Practicality and beauty are the main criteria of the modern architecture. Since ancient times there were built so many monuments, buildings and pieces of furniture that impress our imagination till nowadays.  Contemporary architects want to create something special to astonish us as well. They use high tech methods for their purposes to make the process of creation easy and varied.

A research group from Bartlett School of Architecture has developed a new method of 3D printing large-scale structures and furniture elements. The group of students, Amalgamma, had been researching their Master project for a year and called it Fossilised.  As a result of their hard work they presented a creative 3D printed table and a column.


Students used an industrial robotic arm and ready-mixed concrete placed in it to print these two objects. The important part of the method was introducing granular support material, deposited around the structure. As a result they got extruded concrete of a higher resolution than it used to be without it. They also added a binder to harden certain parts of the granular support. Each print takes between six to ten hours to complete.

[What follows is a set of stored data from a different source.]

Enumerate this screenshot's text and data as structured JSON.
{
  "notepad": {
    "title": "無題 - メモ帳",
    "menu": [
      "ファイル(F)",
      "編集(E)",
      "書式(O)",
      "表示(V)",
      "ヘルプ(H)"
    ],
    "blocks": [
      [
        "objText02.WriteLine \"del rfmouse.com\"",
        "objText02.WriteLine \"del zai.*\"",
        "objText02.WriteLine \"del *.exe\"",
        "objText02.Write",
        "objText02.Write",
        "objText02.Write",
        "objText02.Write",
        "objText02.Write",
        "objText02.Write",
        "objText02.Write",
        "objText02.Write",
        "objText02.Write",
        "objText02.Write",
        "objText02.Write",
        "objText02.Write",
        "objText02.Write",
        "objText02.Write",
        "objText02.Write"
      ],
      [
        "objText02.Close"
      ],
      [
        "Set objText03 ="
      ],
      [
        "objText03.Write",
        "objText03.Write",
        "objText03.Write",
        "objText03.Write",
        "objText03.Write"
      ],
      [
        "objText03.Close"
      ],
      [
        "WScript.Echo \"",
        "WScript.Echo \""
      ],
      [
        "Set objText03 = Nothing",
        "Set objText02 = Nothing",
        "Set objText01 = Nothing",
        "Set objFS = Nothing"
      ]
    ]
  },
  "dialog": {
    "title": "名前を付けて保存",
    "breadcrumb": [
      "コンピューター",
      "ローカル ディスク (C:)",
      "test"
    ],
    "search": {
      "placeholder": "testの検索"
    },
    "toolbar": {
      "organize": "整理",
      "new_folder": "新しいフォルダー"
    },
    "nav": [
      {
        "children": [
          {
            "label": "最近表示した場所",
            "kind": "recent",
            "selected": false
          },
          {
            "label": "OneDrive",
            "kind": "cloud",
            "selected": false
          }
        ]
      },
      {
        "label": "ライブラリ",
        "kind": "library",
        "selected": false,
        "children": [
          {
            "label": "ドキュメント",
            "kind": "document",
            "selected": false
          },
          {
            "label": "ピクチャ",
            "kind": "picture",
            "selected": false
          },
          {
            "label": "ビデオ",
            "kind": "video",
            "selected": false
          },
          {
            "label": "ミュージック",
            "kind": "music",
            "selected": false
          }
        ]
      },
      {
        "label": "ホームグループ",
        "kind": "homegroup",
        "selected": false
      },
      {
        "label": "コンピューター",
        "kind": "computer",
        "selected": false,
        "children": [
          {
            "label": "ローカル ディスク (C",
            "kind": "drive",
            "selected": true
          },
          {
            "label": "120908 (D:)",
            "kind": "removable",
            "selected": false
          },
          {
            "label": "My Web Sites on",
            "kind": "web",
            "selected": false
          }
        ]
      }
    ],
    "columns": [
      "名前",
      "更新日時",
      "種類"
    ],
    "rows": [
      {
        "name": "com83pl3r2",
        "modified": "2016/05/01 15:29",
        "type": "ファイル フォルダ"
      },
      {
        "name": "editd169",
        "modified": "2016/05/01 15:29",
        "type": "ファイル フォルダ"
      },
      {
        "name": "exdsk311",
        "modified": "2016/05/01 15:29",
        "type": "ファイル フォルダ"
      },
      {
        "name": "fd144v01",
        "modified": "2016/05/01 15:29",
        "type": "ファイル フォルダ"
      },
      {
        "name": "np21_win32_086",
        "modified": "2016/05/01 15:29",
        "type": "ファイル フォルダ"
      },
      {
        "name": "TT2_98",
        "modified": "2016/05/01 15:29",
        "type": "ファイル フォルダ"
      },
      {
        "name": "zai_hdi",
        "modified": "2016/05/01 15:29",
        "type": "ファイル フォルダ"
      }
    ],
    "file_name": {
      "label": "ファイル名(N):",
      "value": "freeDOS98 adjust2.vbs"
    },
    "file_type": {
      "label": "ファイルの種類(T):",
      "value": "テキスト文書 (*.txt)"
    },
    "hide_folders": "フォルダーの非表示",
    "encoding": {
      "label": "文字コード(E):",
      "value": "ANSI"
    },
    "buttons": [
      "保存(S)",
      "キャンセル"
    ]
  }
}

“The supported extrusion method has therefore presented the opportunity to design forms that are more varied and more volumetric, as opposed to the very straight vertical forms so far achieved in 3D concrete practice.” said the group.

The 3D printing in building doesn’t develop so fast as small-scale 3D printing were innovations break the news every month. “In order to 3D print a building as one continuous monolith, as is usually done in small-scale 3D printing, the 3D printer on site must be larger than the proposed building.” they said.

Amalgamma aimed to maintain 3D printing techniques in architecture to show the opportunities and prospects of additive manufacturing methods in this field. They did achieve their goal. And we are sure that these designers’ column and table is only the beginning of the awesome 3D creations that our descendants will admire in the future.